Share bounce for Just Eat Takeaway after trading update

By John Reynolds on Monday 17 January 2022

Share bounce for Just Eat Takeaway after trading update
Image source: Share bounce for Just Eat Takeaway after trading update
CommentaryFood DeliveryGrocery Delivery

Shares in Just Eat Takeaway were up 7. 2 per cent to 3,989p in the week ending January 14; shares in Delivery Hero were down 8.4 per cent to €78.52; while shares in Ocado were down 8 per cent to 1,445.00p.

Shares in Just Eat Takeaway were up 7.2 per cent to 3,989p in the week ending January 14, according to the FutureFoodFinance FoodTech Index.
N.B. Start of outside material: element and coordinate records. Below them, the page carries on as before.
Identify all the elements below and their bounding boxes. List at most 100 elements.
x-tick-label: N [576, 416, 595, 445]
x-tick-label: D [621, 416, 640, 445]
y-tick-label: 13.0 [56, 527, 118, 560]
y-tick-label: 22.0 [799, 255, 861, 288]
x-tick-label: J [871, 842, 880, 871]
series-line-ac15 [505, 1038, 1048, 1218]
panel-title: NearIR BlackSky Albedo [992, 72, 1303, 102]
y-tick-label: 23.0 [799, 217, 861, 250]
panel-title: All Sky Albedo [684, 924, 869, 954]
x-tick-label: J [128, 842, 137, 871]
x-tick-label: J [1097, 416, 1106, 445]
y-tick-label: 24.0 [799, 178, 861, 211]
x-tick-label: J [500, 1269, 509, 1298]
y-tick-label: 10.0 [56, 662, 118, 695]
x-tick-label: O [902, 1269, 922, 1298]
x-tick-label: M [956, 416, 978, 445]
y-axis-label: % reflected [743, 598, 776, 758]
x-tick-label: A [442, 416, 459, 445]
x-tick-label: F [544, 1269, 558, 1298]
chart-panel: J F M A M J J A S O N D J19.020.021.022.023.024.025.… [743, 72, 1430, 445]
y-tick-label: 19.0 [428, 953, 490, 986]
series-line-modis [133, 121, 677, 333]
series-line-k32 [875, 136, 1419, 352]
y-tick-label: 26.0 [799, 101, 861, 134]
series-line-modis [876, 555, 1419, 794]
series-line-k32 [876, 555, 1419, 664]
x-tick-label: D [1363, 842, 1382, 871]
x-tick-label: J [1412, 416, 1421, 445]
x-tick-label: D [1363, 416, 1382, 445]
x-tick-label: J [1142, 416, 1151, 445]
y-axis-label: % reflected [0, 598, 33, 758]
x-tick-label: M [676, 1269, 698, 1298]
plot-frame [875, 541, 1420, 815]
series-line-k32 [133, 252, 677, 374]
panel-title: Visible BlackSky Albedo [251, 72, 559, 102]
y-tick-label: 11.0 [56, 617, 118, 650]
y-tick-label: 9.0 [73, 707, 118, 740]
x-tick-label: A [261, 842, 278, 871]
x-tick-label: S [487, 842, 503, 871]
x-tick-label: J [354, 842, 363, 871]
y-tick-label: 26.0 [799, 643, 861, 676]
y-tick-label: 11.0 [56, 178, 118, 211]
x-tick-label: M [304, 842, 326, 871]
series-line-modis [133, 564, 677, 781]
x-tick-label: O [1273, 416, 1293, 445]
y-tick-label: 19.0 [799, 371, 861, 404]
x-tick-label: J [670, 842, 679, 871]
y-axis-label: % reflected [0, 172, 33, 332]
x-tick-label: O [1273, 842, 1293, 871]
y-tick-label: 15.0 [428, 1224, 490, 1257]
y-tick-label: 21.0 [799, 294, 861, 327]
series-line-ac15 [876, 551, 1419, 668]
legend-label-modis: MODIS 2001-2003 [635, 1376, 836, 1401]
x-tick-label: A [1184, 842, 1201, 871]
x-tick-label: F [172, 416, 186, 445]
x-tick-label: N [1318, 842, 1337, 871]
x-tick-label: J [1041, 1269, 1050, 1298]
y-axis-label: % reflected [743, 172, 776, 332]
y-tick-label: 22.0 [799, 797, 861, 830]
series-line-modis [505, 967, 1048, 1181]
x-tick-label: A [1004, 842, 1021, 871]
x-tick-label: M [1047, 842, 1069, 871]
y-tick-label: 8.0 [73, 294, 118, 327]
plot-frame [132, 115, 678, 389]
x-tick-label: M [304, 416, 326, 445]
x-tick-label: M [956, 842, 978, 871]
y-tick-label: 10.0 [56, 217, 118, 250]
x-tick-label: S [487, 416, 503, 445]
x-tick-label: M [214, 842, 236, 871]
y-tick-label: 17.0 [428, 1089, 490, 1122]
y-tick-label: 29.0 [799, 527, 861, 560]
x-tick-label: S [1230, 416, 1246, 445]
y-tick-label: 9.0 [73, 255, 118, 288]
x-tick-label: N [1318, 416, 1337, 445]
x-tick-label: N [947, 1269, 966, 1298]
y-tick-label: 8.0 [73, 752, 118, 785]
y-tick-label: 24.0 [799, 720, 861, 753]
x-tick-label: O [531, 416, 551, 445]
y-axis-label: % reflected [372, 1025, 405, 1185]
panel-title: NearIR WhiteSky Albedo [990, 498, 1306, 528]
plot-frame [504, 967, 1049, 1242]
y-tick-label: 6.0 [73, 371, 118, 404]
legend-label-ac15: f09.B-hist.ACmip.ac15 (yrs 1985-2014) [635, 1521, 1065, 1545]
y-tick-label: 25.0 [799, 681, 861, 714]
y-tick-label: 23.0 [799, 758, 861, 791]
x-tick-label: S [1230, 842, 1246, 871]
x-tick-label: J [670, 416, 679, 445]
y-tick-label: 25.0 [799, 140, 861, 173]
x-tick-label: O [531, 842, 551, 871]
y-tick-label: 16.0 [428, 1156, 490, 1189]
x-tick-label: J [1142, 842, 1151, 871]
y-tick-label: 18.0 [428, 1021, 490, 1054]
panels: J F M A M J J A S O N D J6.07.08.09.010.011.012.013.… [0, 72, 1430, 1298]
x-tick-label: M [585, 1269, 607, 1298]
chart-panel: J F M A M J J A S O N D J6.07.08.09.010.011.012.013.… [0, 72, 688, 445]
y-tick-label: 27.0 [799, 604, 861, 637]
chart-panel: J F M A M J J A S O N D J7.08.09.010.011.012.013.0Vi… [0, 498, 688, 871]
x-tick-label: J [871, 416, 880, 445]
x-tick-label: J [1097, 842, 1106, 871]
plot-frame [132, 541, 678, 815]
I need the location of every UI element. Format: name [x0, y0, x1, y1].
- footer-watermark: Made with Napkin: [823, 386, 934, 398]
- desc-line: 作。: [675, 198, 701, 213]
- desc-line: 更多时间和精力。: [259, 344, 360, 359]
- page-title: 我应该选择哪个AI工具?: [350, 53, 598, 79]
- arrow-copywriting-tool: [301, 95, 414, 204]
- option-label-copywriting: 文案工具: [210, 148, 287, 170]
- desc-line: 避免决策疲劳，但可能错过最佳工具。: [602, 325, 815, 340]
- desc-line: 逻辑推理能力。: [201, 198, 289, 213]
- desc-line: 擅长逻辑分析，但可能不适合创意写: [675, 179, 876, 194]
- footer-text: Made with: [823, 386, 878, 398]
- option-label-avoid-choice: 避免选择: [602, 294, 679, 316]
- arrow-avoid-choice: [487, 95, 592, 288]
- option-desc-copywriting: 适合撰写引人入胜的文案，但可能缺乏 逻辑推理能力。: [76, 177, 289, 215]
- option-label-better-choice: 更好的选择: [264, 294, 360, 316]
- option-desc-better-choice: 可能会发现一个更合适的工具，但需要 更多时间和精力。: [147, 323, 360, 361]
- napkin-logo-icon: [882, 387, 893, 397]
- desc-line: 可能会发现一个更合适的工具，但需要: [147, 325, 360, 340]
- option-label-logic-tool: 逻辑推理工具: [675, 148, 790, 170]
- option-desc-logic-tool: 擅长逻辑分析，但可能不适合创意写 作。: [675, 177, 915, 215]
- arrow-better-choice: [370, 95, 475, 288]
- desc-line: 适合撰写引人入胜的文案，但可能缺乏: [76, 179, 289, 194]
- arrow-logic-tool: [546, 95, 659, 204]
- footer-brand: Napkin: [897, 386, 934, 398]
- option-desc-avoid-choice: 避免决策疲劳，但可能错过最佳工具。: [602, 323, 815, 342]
The share price jump came in the week that it reported a 14 per cent uplift in orders in the fourth quarter of 2021 and reiterated its financial forecasts.

In a trading update, Jitse Groen, CEO, Just Eat Takeaway, whose shares have fallen by over half last year, said: “We have markedly improved our profitability throughout the second half of 2021.

“And we will continue to improve adjusted EBITDA this year. Meanwhile, we expect our market positions to further strengthen driven by our superior network effects.”

In its update, it said it had delivered 273.7m orders in the fourth quarter of last year, compared to 240.4m the same period over the year previous.

Groen, however, did not say Just Eat Takeaway, which is battling for sales in the competitive food and convenience market, would make a profit for the year.

In the full year 2021, the company processed 1.1bn orders, which was a 33 per cent increase on the year and GTV (gross transaction value) grew 31 per cent to €282.bn.

The company, which acquired Grubhub last year, to propel its launch in the US, has an activist investor, Cat Rock Capital Management, which has urged managment to sell or spin-off Grubhub.

Just Eat Takeaway maintained its financial targets, mapped out below.

o    GTV (gross transaction value) to grow by mid-teens percentage points year-on-year in 2022

o    2021 has been the peak year of losses, with 2022 adjusted EBITDA margin improving to the range of minus 0.6% to minus 0.8% of GTV

o    In excess of €30 billion of GTV to be added over the next five years

o    Long-term group adjusted EBITDA margin in excess of 5 per cent of GTV

Meanwhile, shares in Delivery Hero were down 8.4 per cent to €78.52 in the week, despite it reporting that it expects its core food-delivery business to make a profit in the second half of 2022.

The Berlin-based food delivery firm, which has grown quickly during Covid, said it expects to generate between 0 and €100m in adjusted EBITA in Q4 2022.

It also said investments related to its quick commerce business are predicted to peak in the first quarter of 2022 and gradually decline after.

Delivery Hero has always been investing into growth with the clear ambition of reaching the scale needed to achieve profitability”, said Emmanuel Thomassin, CFO of Delivery Hero.

Finally, shares in Ocado were down 8 per cent to 1,445.00p.

Its share price fall came in the week when It was revealed Ocado was cutting sick pay for unvaccinated staff who must self-isolate because of Covid exposure.